Bénin, Burkina Faso, Cap-Vert, Côte d’Ivoire, Gambie, Ghana, Guinée Conakry, Guinée-Bissau, Libéria, Mali, Niger, Nigeria, Sénégal, Sierra Leone et Togo – tous ont pour but de remplacer le Franc CFA et sept devises nationales par une monnaie unique qui porte déjà son nom : l’ECO.

Les 15 chefs d’État respectifs de la CEDEAO se pencheront le 29 juin à Abuja, au Nigéria, sur l’agenda à venir de la monnaie unique de la zone. Les ministres et gouverneurs des banques centrales ont tracé les jalons de la nouvelle monnaie unique lors d’un sommet tenu les 17 et 18 juin à Abidjan, la capitale économique Ivoirienne.

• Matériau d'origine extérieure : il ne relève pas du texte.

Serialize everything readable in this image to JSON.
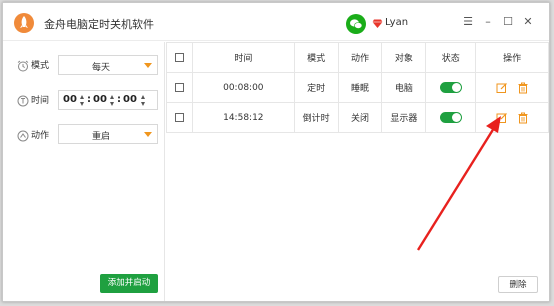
{
  "app": {
    "title": "金舟电脑定时关机软件",
    "user_name": "Lyan"
  },
  "window_controls": {
    "menu": "☰",
    "minimize": "–",
    "maximize": "☐",
    "close": "✕"
  },
  "sidebar": {
    "mode_label": "模式",
    "mode_value": "每天",
    "time_label": "时间",
    "time_hour": "00",
    "time_minute": "00",
    "time_second": "00",
    "action_label": "动作",
    "action_value": "重启",
    "add_button": "添加并启动"
  },
  "table": {
    "headers": [
      "",
      "时间",
      "模式",
      "动作",
      "对象",
      "状态",
      "操作"
    ],
    "rows": [
      {
        "time": "00:08:00",
        "mode": "定时",
        "action": "睡眠",
        "target": "电脑",
        "enabled": true
      },
      {
        "time": "14:58:12",
        "mode": "倒计时",
        "action": "关闭",
        "target": "显示器",
        "enabled": true
      }
    ]
  },
  "delete_button": "删除",
  "icons": {
    "logo": "rocket-icon",
    "wechat": "wechat-icon",
    "vip": "diamond-icon",
    "edit": "edit-icon",
    "trash": "trash-icon"
  },
  "colors": {
    "accent": "#1fa040",
    "orange": "#f0961e",
    "annotation_arrow": "#e8211e"
  }
}
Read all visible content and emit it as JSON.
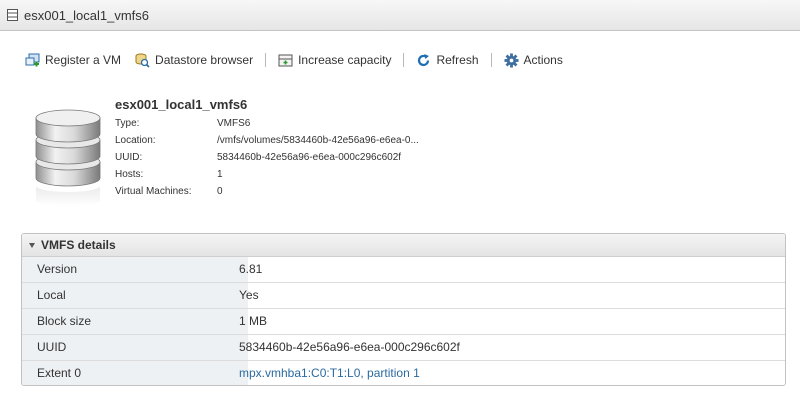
{
  "window": {
    "title": "esx001_local1_vmfs6"
  },
  "toolbar": {
    "register_vm": {
      "label": "Register a VM",
      "icon": "register-vm-icon"
    },
    "datastore_browser": {
      "label": "Datastore browser",
      "icon": "datastore-browser-icon"
    },
    "increase_capacity": {
      "label": "Increase capacity",
      "icon": "increase-capacity-icon"
    },
    "refresh": {
      "label": "Refresh",
      "icon": "refresh-icon"
    },
    "actions": {
      "label": "Actions",
      "icon": "gear-icon"
    }
  },
  "summary": {
    "name": "esx001_local1_vmfs6",
    "props": [
      {
        "label": "Type:",
        "value": "VMFS6"
      },
      {
        "label": "Location:",
        "value": "/vmfs/volumes/5834460b-42e56a96-e6ea-0..."
      },
      {
        "label": "UUID:",
        "value": "5834460b-42e56a96-e6ea-000c296c602f"
      },
      {
        "label": "Hosts:",
        "value": "1"
      },
      {
        "label": "Virtual Machines:",
        "value": "0"
      }
    ]
  },
  "vmfs_details": {
    "title": "VMFS details",
    "rows": [
      {
        "label": "Version",
        "value": "6.81"
      },
      {
        "label": "Local",
        "value": "Yes"
      },
      {
        "label": "Block size",
        "value": "1 MB"
      },
      {
        "label": "UUID",
        "value": "5834460b-42e56a96-e6ea-000c296c602f"
      },
      {
        "label": "Extent 0",
        "value": "mpx.vmhba1:C0:T1:L0, partition 1"
      }
    ]
  },
  "colors": {
    "link": "#2a6aa0",
    "label_bg": "#eef1f4",
    "accent_blue": "#1f6fb5"
  }
}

Malgré une croissance économique dans la région estimée à 3 % en 2018 et projetée à 3,4 % pour 2019, plusieurs obstacles se dressent devant le projet de monnaie unique. Les économies de la région sont régulièrement impactées par les chocs extérieurs et le défi sécuritaire reste entier.

De nombreux pays ont une balance commerciale courante déficitaire, qui pèse sur les réserves extérieures de leurs banques centrales et surtout qui fragilise les taux de change avec les devises de références mondiales. Dans la région, le déficit budgétaire élevé de certains pays membres ont une incidence sur leurs dettes publiques.